Now, our p-value is > 0.05. This means we can conclude our model is supported by our data. We can use the package semPlot to visualize our final model:

library(lavaan)
library(semPlot)
#--First create an object that stores the relationships between the variables:
modList3 <- '
  abiotic~distance
  hetero~distance
  rich~abiotic+hetero+distance
'
#--Next, we need to create a model object that "semPaths" can work with.

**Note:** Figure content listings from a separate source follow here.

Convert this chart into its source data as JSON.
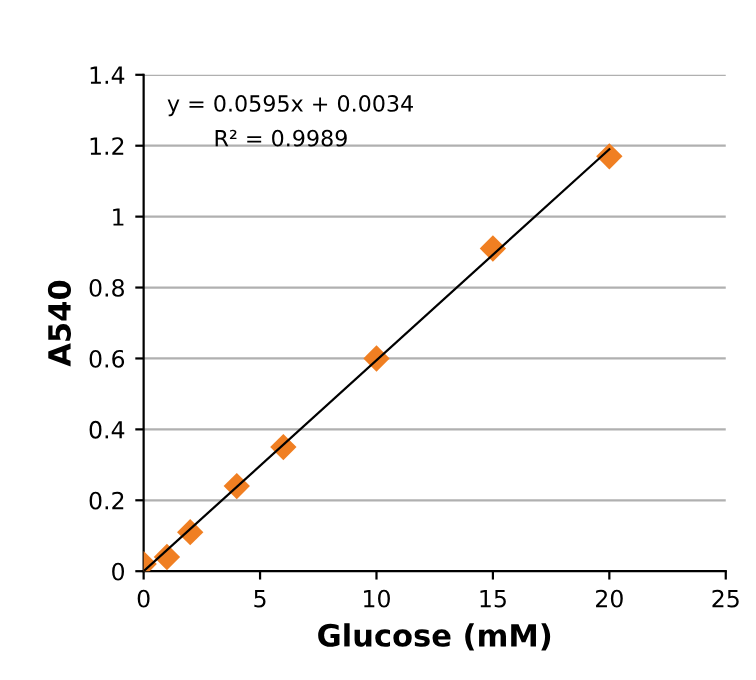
{
  "chart_data": {
    "type": "scatter",
    "xlabel": "Glucose (mM)",
    "ylabel": "A540",
    "annotations": [
      "y = 0.0595x + 0.0034",
      "R² = 0.9989"
    ],
    "series": [
      {
        "color": "#f07f22",
        "marker": "diamond",
        "x": [
          0,
          1,
          2,
          4,
          6,
          10,
          15,
          20
        ],
        "values": [
          0.02,
          0.04,
          0.11,
          0.24,
          0.35,
          0.6,
          0.91,
          1.17
        ]
      },
      {
        "type": "line",
        "color": "#000000",
        "marker": "none",
        "line_style": "solid",
        "x": [
          0,
          20
        ],
        "values": [
          0.0,
          1.19
        ]
      }
    ],
    "xlim": [
      0,
      25
    ],
    "xticks": [
      0,
      5,
      10,
      15,
      20,
      25
    ],
    "ylim": [
      0,
      1.4
    ],
    "yticks": [
      0,
      0.2,
      0.4,
      0.6,
      0.8,
      1,
      1.2,
      1.4
    ],
    "grid": "y",
    "legend": false
  }
}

In this case, we use the "sem" function in the library "lavaan" to create our SEM model object "fullfit1".
fullfit1 <- sem(modList3, data=keeley)
#--Then visualize the model:
semPaths(fullfit1,rotate=1,layout="spring","std")

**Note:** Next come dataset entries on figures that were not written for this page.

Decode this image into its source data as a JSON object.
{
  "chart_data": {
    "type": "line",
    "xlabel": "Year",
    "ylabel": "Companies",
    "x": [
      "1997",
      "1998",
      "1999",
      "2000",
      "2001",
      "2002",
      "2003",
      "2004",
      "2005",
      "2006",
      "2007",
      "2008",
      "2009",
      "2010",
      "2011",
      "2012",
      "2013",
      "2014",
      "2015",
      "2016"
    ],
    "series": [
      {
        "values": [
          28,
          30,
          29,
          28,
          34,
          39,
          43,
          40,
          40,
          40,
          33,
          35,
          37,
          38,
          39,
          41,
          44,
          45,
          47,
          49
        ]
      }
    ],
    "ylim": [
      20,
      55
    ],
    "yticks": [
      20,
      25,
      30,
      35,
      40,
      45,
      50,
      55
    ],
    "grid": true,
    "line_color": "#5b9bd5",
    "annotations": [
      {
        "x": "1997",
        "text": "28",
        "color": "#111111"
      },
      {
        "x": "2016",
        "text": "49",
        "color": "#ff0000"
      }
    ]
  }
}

Note that the “sem” function in the package “lavaan” uses maximum likelihood estimation by default for estimating the model parameters. This compares the modeled covariance matrix to the observed covariance matrix. For path analysis, the ML estimates are likely to be very close to the piecewise estimates we generated earlier using Least Squares from our linear regressions.

Using this model, we would make the following inferences:

  1. 46% of the variance of “richness” is accounted for by the path model, 54% is residual variance.
  2. The correlation between “distance” and “richness” is the sum of the products of the path coefficients along each path. Thus, \((0.27*0.46)+(0.38)+(0.26*0.35)=0.595\), meaning that 59.5% of the correlation between “distance” and “richness” is due to the direct and indirect effects of “distance” on “richness”.

Question 1

We would like to add another measured variable, Cover, to our model.

Fit and evalute the above model

  1. Fill in the standard coefficients
  2. Test for mediation
  3. Evaluate goodness of fit (using d-seperation)
  4. What inferences can we make about this model?